Par Kilani Bennasr (*)
Que pourraient être les souvenirs d’une armée, si ce n’est que douleurs, massacres et destruction. A priori c’est ce qu’on pense et c’est ce qui vient à l’esprit de l’être humain civilisé, mais quand on prend soin d’analyser les cycles de conflits armés, leurs causes et conséquences, on constatera de prime abord que la guerre et les agressivités les plus aiguës entre humains comptent parmi les phénomènes de la vie les plus naturels et que la paix n’a jamais été, et risque fort de n’être jamais une paix durable, sauf en Chine! Le deuxième constat et une dérivée du premier car une nation sans armée, c’est comme un trésor non gardé, l’armée est le bouclier de la nation.
Consolider les rapports armée-nation
Si Vis Pacem, Para Bellum (Si tu veux la paix, prépare-toi à la guerre). Le pacifisme obsessionnel, à l’image de celui de la France entre les deux guerres, serait à l’origine de sa défaite en 1940. Cet exemple pourrait servir de sujet de réflexion à des compatriotes tunisiens, réputés être un peu trop civilisés, qui penseraient que la Tunisie sans armée ne serait pas amoindrie et vont jusqu’à douter des capacités combatives des Tunisiens; des doutes incongrus puisque toutes les références en langue arabe, les ouvrages spécialisés et documents français témoignent des qualités héroïques légendaires du soldat tunisien. Heureusement pour le pays et pour son armée, l’avènement de la révolution du 14 janvier 2011 dément leurs prédications défaitistes, et fût l’occasion de consolider les rapports armée-nation.
Journal d'époque.
Toute armée est condamnée à se préparer à la guerre pour que son peuple puisse vivre en paix et liberté et si un concours de circonstance lui impose un conflit armé, elle devrait être prête à se défendre, sans hésitation, en acceptant les risques, et tout faire pour sortir victorieuse, au moins politiquement.

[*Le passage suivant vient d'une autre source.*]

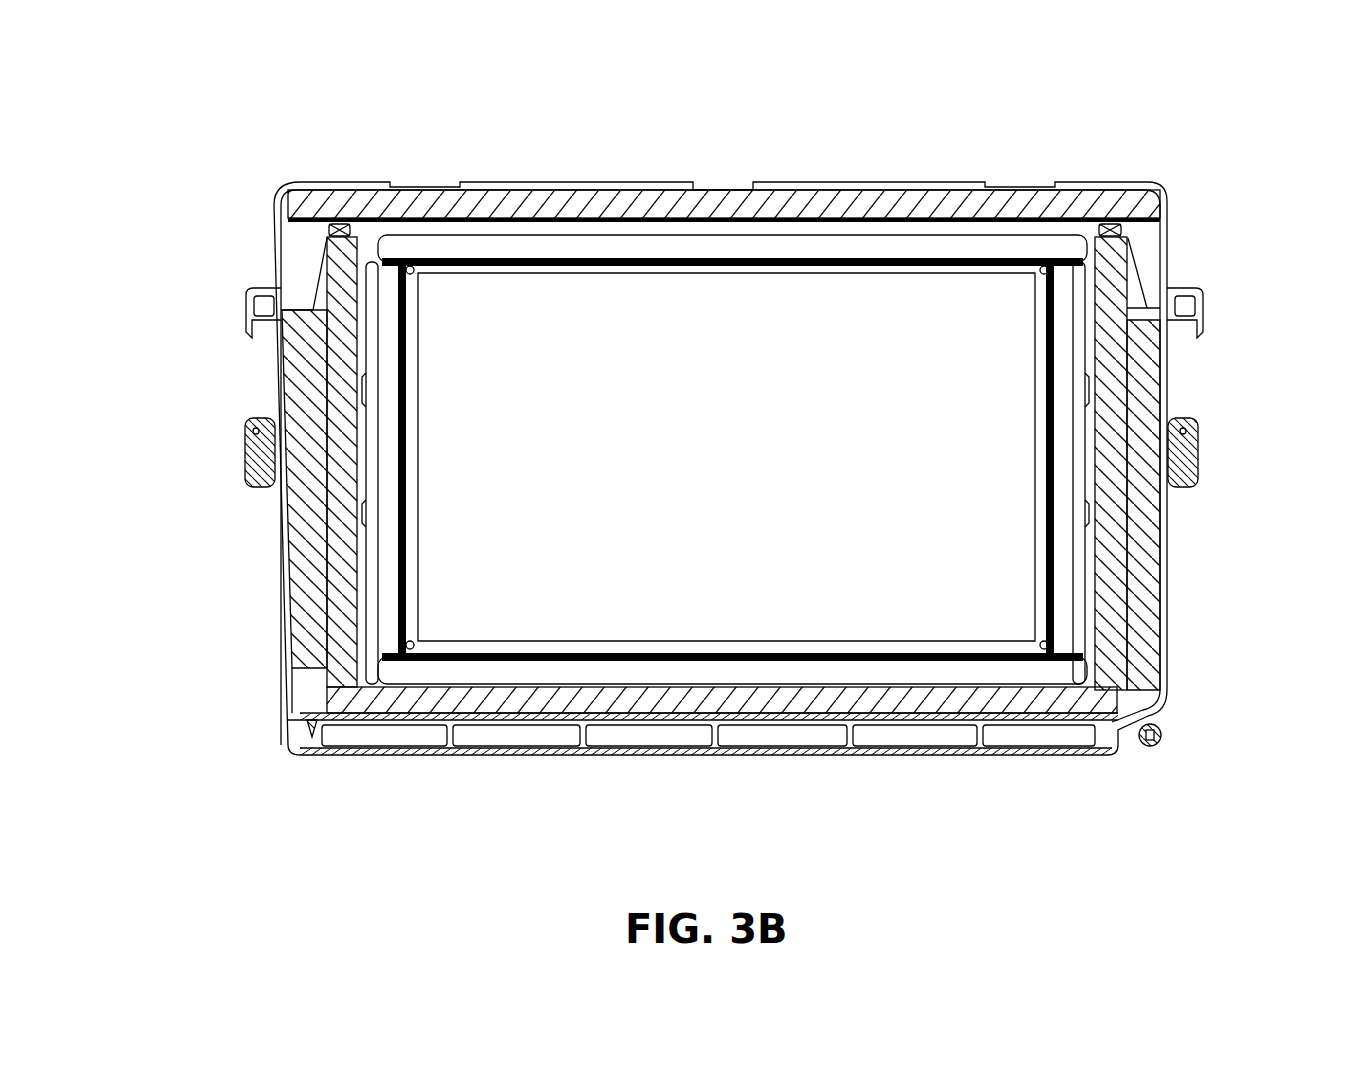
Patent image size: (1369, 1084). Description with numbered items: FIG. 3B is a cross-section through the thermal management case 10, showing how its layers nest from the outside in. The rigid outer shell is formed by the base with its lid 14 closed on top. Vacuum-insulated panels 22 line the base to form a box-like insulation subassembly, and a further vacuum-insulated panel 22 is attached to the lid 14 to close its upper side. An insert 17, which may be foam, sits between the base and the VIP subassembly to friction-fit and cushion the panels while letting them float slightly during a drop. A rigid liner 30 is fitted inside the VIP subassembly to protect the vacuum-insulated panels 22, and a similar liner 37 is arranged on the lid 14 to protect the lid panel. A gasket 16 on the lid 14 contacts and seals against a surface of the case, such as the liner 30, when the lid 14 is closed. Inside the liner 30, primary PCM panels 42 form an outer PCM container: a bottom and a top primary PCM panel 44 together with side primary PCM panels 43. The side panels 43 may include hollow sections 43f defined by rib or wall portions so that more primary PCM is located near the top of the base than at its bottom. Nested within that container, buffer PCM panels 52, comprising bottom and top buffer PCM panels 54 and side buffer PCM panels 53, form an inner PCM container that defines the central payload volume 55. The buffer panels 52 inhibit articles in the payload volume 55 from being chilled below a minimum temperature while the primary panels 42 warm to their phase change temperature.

The thermal management case 10 is at (184, 124).
The lid 14 is at (1003, 190).
The gasket 16 is at (1130, 232).
The insert 17 is at (312, 668).
The vacuum-insulated panel 22 is at (340, 291).
The liner 30 is at (1137, 270).
The liner 37 is at (330, 217).
The primary PCM panel 42 is at (730, 459).
The side primary PCM panel 43 is at (357, 401).
The hollow section 43f is at (356, 347).
The bottom and top primary PCM panel 44 is at (516, 236).
The buffer PCM panel 52 is at (830, 477).
The side buffer PCM panel 53 is at (1050, 527).
The bottom and top buffer PCM panel 54 is at (699, 258).
The payload volume 55 is at (738, 478).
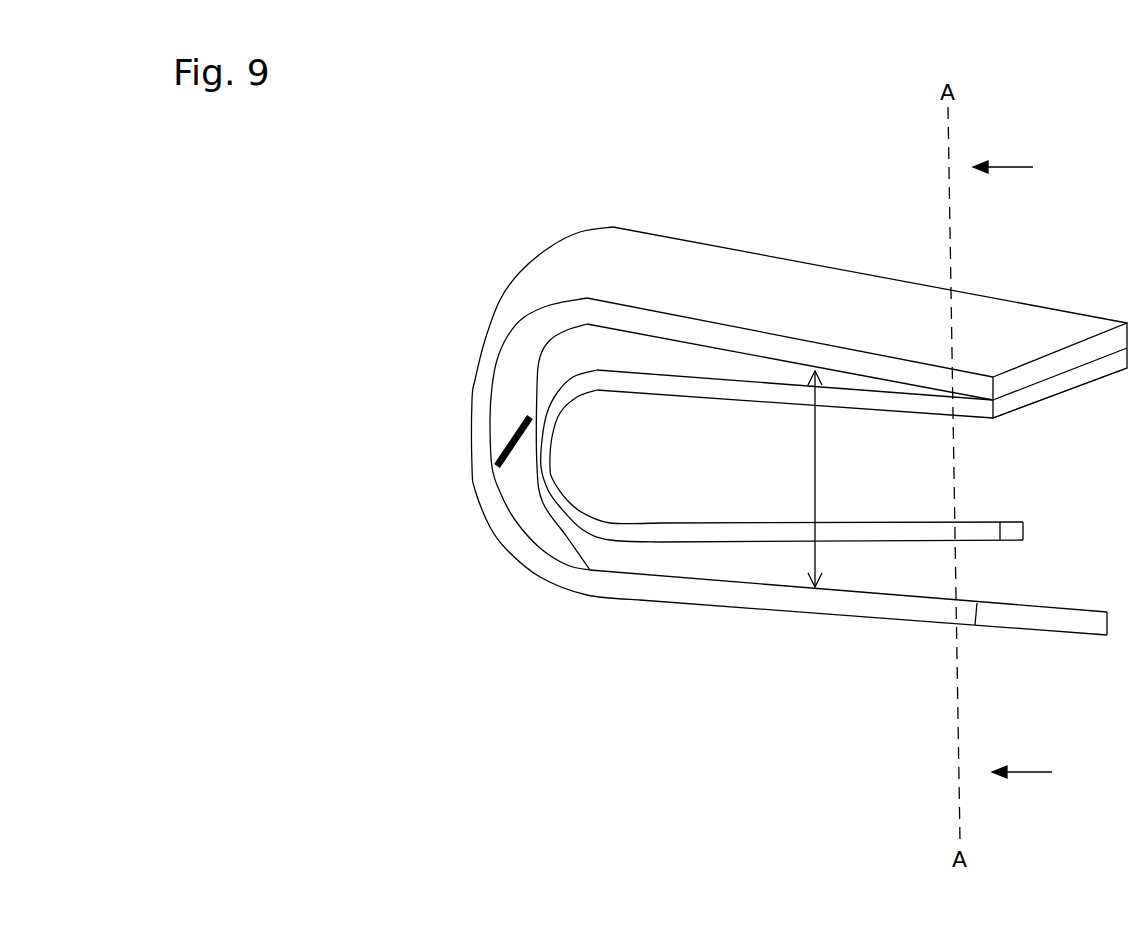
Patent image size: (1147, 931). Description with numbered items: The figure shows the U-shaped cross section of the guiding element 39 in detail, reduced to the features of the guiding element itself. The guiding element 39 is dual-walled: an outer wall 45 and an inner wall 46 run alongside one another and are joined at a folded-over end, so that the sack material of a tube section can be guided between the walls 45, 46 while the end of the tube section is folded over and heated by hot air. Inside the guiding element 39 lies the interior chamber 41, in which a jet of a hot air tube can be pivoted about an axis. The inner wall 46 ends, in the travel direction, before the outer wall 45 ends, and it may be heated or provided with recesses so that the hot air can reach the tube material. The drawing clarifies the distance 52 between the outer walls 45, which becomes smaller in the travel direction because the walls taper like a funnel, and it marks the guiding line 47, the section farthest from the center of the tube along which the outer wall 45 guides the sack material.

«L’objet de la guerre, c’est la paix», disait Aristote.
La bataille de Bizerte
Le 19 juillet, en Tunisie, on célèbre la bataille de Bizerte, plusieurs commentaires et documentaires sont diffusés sur les ondes des radios tunisiennes, chaînes de télévisions; presque tous les moyens d’information se penchent sur l’analyse de ce conflit armé ponctuel, une partie de la mémoire de l’armée et du soldat tunisien, une histoire délaissée, qu’on avait voulu la garder tabou par les anciens systèmes politiques.

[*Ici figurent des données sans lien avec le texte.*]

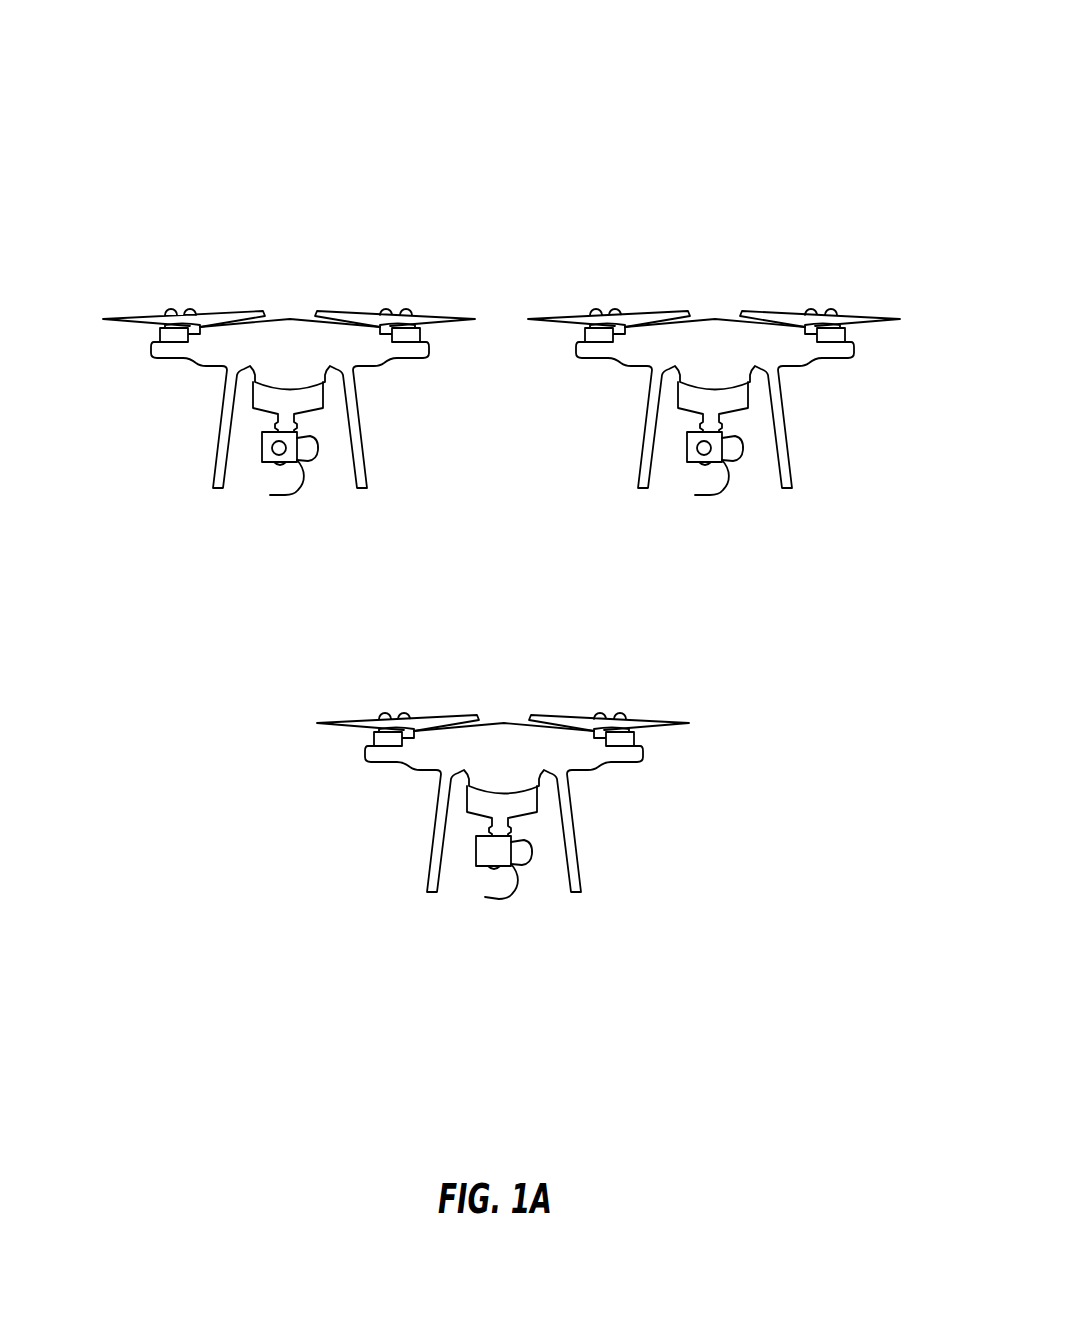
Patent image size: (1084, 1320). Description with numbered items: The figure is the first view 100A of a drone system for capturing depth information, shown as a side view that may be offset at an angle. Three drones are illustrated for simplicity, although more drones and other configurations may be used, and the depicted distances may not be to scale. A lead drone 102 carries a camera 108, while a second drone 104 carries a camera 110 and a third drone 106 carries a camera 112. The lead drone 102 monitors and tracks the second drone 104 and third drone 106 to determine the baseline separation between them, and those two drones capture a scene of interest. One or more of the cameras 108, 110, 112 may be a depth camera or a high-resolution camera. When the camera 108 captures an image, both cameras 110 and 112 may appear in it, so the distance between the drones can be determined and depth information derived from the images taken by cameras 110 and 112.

The first view 100A is at (785, 62).
The lead drone 102 is at (503, 810).
The second drone 104 is at (289, 407).
The third drone 106 is at (714, 408).
The camera 108 is at (490, 872).
The camera 110 is at (276, 469).
The camera 112 is at (702, 470).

Les évènements de cette bataille se sont déroulés sur le réduit du territoire tunisien, appelé «Zone Bizerte Ferry ville (Menzel Bourguiba)» restée sous occupation française jusqu’au 15 décembre 1963. En effet, Charles De Gaulle, pour des raisons hégémonistes liées à l’occupation de l’Algérie, se garda de satisfaire la demande de Bourguiba, venu le rencontrer pour la première fois le 27 février 1961, estimant que la France ne devrait pas tarder d’évacuer la ville de Bizerte et tous les lieux de garnisons ou points sensibles encore sous son contrôle.
Les raisons avancées par Charles De Gaulle, liées à l’intérêt stratégique de Bizerte pour l’Otan sont sans fondement. En effet, à l’époque, l’Angleterre et les Etats-Unis gardent encore des réserves sur les rapports de la France sous De Gaulle avec l’organisation atlantique et ses menaces successives de se retirer de cette dernière. Ces deux puissances, même si Bizerte est stratégiquement importante et procure une alerte avancée des attaques soviétiques, voient de mauvais œil la France conserver une puissance relative et un contrôle sur le bassin occidental de la Méditerranée, un message bien compris par le gouvernement tunisien.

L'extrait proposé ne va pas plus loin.